To recap, the square root time complexity comes from the number of times we are able to apply this quantum operator which is able to push our quantum state (which starts at an angle $\theta$ off of a superposition of just the states we are not looking for) an angle of $2\theta$ towards a superposition of just the states we are looking for.

This is not "searching all of the items in parallel," which is often a mischaracterization of what the quantum computer actually does in Grover's algorithm, even if there is some sort of "parallel" operation going on as a result of the superposition. Rather, it plays to the advantage of what we can apply in a single quantum operator and how that operation can be repeated.

Something that gets asked a lot in regards to Grover's algorithm is its actual applicability, since it seems like we would have to build the oracle using the item we already want to find.
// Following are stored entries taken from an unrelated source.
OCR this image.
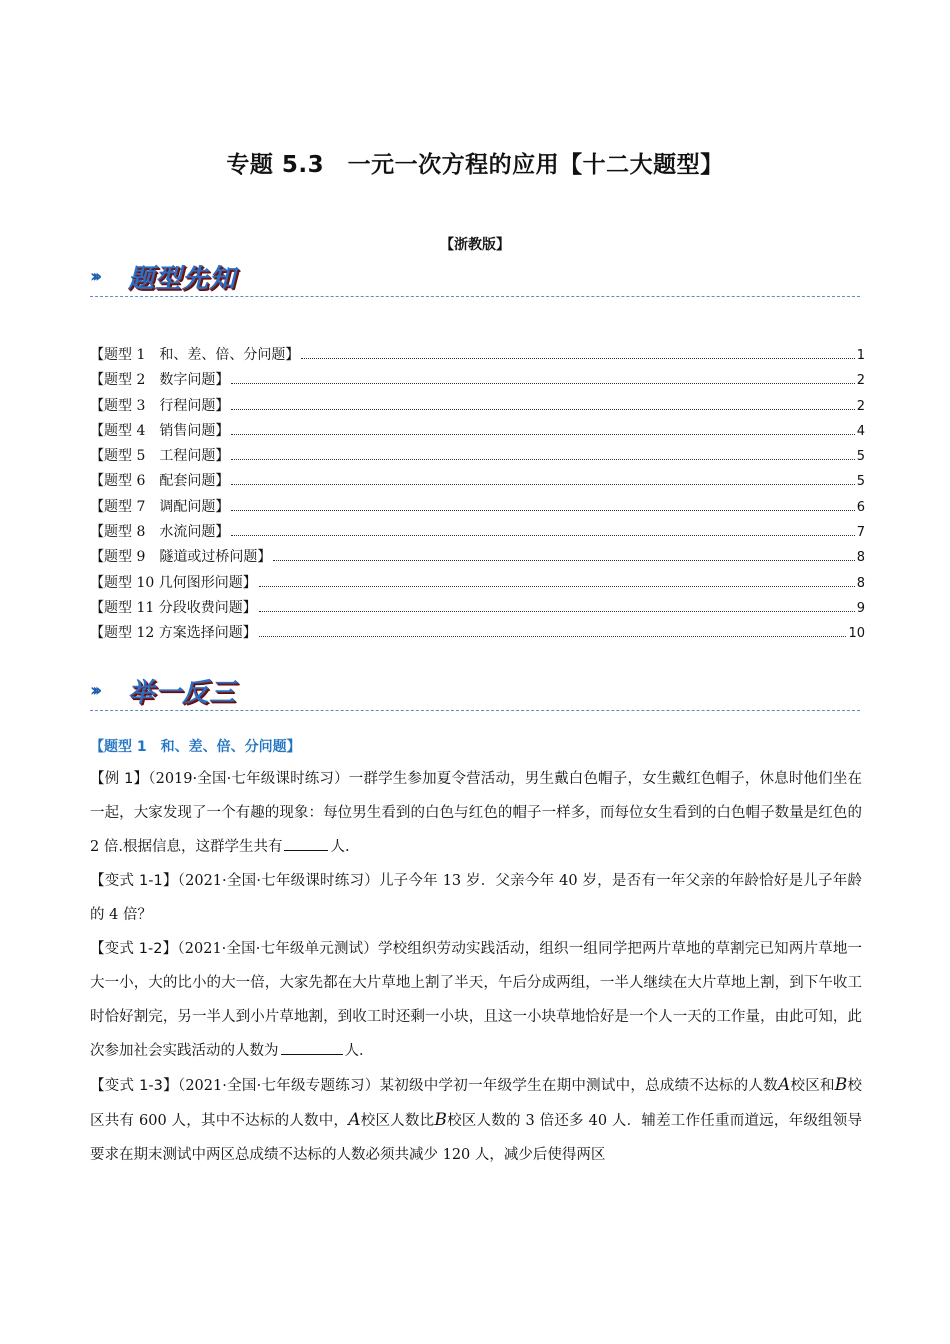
专题 5.3　一元一次方程的应用【十二大题型】
【浙教版】
››› 题型先知
【题型 1　和、差、倍、分问题】	1
【题型 2　数字问题】	2
【题型 3　行程问题】	2
【题型 4　销售问题】	4
【题型 5　工程问题】	5
【题型 6　配套问题】	5
【题型 7　调配问题】	6
【题型 8　水流问题】	7
【题型 9　隧道或过桥问题】	8
【题型 10 几何图形问题】	8
【题型 11 分段收费问题】	9
【题型 12 方案选择问题】	10
››› 举一反三
【题型 1　和、差、倍、分问题】

【例 1】（2019·全国·七年级课时练习）一群学生参加夏令营活动，男生戴白色帽子，女生戴红色帽子，休息时他们坐在一起，大家发现了一个有趣的现象：每位男生看到的白色与红色的帽子一样多，而每位女生看到的白色帽子数量是红色的 2 倍.根据信息，这群学生共有	人.

【变式 1-1】（2021·全国·七年级课时练习）儿子今年 13 岁．父亲今年 40 岁，是否有一年父亲的年龄恰好是儿子年龄的 4 倍？

【变式 1-2】（2021·全国·七年级单元测试）学校组织劳动实践活动，组织一组同学把两片草地的草割完已知两片草地一大一小，大的比小的大一倍，大家先都在大片草地上割了半天，午后分成两组，一半人继续在大片草地上割，到下午收工时恰好割完，另一半人到小片草地割，到收工时还剩一小块，且这一小块草地恰好是一个人一天的工作量，由此可知，此次参加社会实践活动的人数为	人．

【变式 1-3】（2021·全国·七年级专题练习）某初级中学初一年级学生在期中测试中，总成绩不达标的人数A校区和B校区共有 600 人，其中不达标的人数中，A校区人数比B校区人数的 3 倍还多 40 人．辅差工作任重而道远，年级组领导要求在期末测试中两区总成绩不达标的人数必须共减少 120 人，减少后使得两区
What's the point if that's going to be our expected output anyway?

I think we usually think of a search operation as asking "is this specific item in the list?" While this is a valid search problem, Grover's algorithm really shines when we ask a slightly different question: "what complicated items in a very large list satisfy this (relatively) simple-to-describe property?" If the oracle is a lot simpler to apply than a list of all items that fulfill the property it's testing for, then the setup is a good candidate for Grover's algorithm, where the quadratic speedup may actually be quite useful.

Quantum computers are nowhere near the point at which they can actually evaluate Grover's algorithm at scale. But in the future, they indicate a pretty solid and fundamental application for certain specialized search problems.

Since Grover's algorithm is just the repeated application of phase oracles, you should have all the tools you need to actually apply it already. As a fun challenge, try applying Grover's algorithm for this oracle:

$$ f(x) = \begin{cases} 1 & x[0,\dots,3] + x[4,\dots,7] = 1010 \\ 0 & \text{otherwise} \end{cases} $$

both with and without using the built-in Grover operator functions in Qiskit or Classiq (for those who have read the addendum from last lesson). An oracle like this (but at a much larger scale) is a bit more "practical" since the oracle's test is far less obvious from just looking at each bitstring.

1. Big Omega notation indicates an algorithm's lower bound. Here, this just means that there cannot be a quantum search algorithm that runs in under $O(\sqrt{n})$ time.

2. I feel like this is much easier to "see" and understand visually than it is to compute. If you're interested in computing this rotation rigorously and a discussion of the generalization of Grover's algorithm, known as amplitude amplification, see the addendum.